There has been a significant reduction in bench time, with benched employees, who once accounted for 10-15% of the average headcount in IT companies, now reduced to just 2-5%, according to staffing firm TeamLease Digital.
Kamal Karanth, co-founder of staffing firm Xpheno, explained that the high bench volumes in 2022 and early 2023 were a result of the aggressive hiring in 2021 and early 2022, which led to lower utilization rates.
He further mentioned, “Since 2023, companies have resized and rebalanced their headcounts in response to revenue and margin pressures, with bench volumes being reduced first to improve utilization rates.
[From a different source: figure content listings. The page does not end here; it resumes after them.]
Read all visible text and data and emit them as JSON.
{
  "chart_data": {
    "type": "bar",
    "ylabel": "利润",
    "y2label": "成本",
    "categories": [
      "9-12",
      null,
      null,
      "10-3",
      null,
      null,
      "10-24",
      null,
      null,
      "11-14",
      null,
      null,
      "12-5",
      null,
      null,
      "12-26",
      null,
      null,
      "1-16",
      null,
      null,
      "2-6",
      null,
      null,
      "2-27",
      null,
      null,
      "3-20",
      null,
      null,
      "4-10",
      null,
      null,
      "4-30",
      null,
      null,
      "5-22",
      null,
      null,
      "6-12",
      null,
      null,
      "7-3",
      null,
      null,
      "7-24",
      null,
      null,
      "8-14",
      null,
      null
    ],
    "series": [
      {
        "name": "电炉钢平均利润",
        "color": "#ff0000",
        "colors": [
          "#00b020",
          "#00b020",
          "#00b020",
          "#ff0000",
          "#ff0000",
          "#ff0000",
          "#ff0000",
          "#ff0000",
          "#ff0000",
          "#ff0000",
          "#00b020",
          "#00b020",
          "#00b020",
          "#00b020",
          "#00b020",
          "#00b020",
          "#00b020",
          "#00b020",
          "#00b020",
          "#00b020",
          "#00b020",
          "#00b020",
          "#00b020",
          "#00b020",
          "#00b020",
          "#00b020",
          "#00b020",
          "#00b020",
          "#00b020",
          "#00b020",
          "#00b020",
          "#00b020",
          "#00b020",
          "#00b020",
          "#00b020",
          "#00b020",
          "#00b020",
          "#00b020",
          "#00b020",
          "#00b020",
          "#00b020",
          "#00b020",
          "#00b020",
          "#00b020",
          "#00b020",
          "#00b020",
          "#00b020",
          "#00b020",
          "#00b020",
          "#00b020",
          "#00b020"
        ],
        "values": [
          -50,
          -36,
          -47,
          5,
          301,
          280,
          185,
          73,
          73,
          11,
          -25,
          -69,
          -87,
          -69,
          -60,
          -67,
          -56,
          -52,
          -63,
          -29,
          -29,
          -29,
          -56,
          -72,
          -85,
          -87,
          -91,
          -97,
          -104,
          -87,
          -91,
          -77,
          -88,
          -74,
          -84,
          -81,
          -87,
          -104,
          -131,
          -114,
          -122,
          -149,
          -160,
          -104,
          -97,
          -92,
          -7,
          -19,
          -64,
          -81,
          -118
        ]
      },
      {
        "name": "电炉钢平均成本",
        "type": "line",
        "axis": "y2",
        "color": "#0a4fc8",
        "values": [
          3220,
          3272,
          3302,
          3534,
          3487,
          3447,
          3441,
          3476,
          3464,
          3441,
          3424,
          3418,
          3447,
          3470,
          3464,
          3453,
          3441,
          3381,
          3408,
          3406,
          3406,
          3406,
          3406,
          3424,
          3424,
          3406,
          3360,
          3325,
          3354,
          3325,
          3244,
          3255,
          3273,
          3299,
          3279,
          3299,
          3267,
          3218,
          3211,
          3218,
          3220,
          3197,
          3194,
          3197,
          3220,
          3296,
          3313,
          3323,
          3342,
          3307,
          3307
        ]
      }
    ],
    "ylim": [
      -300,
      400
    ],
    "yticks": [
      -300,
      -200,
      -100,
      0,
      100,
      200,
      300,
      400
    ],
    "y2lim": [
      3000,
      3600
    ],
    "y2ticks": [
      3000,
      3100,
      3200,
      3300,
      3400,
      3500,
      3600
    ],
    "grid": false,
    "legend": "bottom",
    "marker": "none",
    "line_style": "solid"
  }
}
Enterprises have since adopted a mix of just-in-time staffing and subcontracting arrangements for longer tenures.”
“Companies have increased their utilization rates from 70-75% to 80-85%. Attrition has also decreased from 28-30% to 11-13%. When companies retain employees, they don’t need to utilize benched resources as much.
With Global Capability Centers (GCCs) hiring directly from the talent pool, IT firms face tougher competition, prompting them to adopt leaner, project-specific hiring models,” said Krishna Vij, business head of IT staffing at TeamLease Digital.
Currently, IT firms are maintaining utilization rates in the mid to late 80% range.
At the same time, bench sizes have reduced by 15% compared to last year and by 22% over the past two years, according to data from Xpheno.
To ensure faster deployment, top firms like TCS maintain a slightly higher lateral bench to respond to client demands.
With a slowdown and delayed deal closures, IT service firms are focusing on cost optimization, said the founder and CEO of UnearthInsight.
Bench Policy and Deployment Trends in IT Firms
Currently, the bench policy for lateral hires is around 2-3 months, but Tier-I firms like TCS, Infosys, Wipro, HCL, and Accenture are focusing on quicker deployment from the bench.
As a result, bench optimization has become a standard practice, especially for skills with low demand or unclear demand visibility, according to Gaurav Vasu.
This shift has negatively impacted the quarterly headcount addition of most top Indian IT companies. However, the overall sector has started hiring more compared to the previous fiscal year, signaling some improvement in demand.
Vasu mentioned that bench layoff trends are influenced by the location of delivery centers, not just demand cycles and AI disruptions.
Managing a bench in smaller cities, both in India and globally, has proven difficult as projects requiring niche skills don’t attract many candidates in tier-II cities.
Vasu explained, “IT companies prefer to bring in more generic or vanilla skills to tier-II cities and global low-cost centers, as bench costs and downtime can negatively affect EBIT.
Currently, only 0% to 0.25% of the headcount in tier-II delivery centers are on the bench, covering both legacy and niche skills.”
Additionally, some IT giants, especially Tier-I firms, are moving away from maintaining a bench entirely, according to a staffing firm business lead who wished to remain anonymous. They are passing the responsibility of bench management to staffing firms.
“They avoid investing in the bench themselves, but staffing firms bear the costs to retain engagement with the client IT firms.
Staffing firms will deploy candidates as projects come in, and until then, the benched candidates remain on the staffing firms’ payroll,” the business lead added.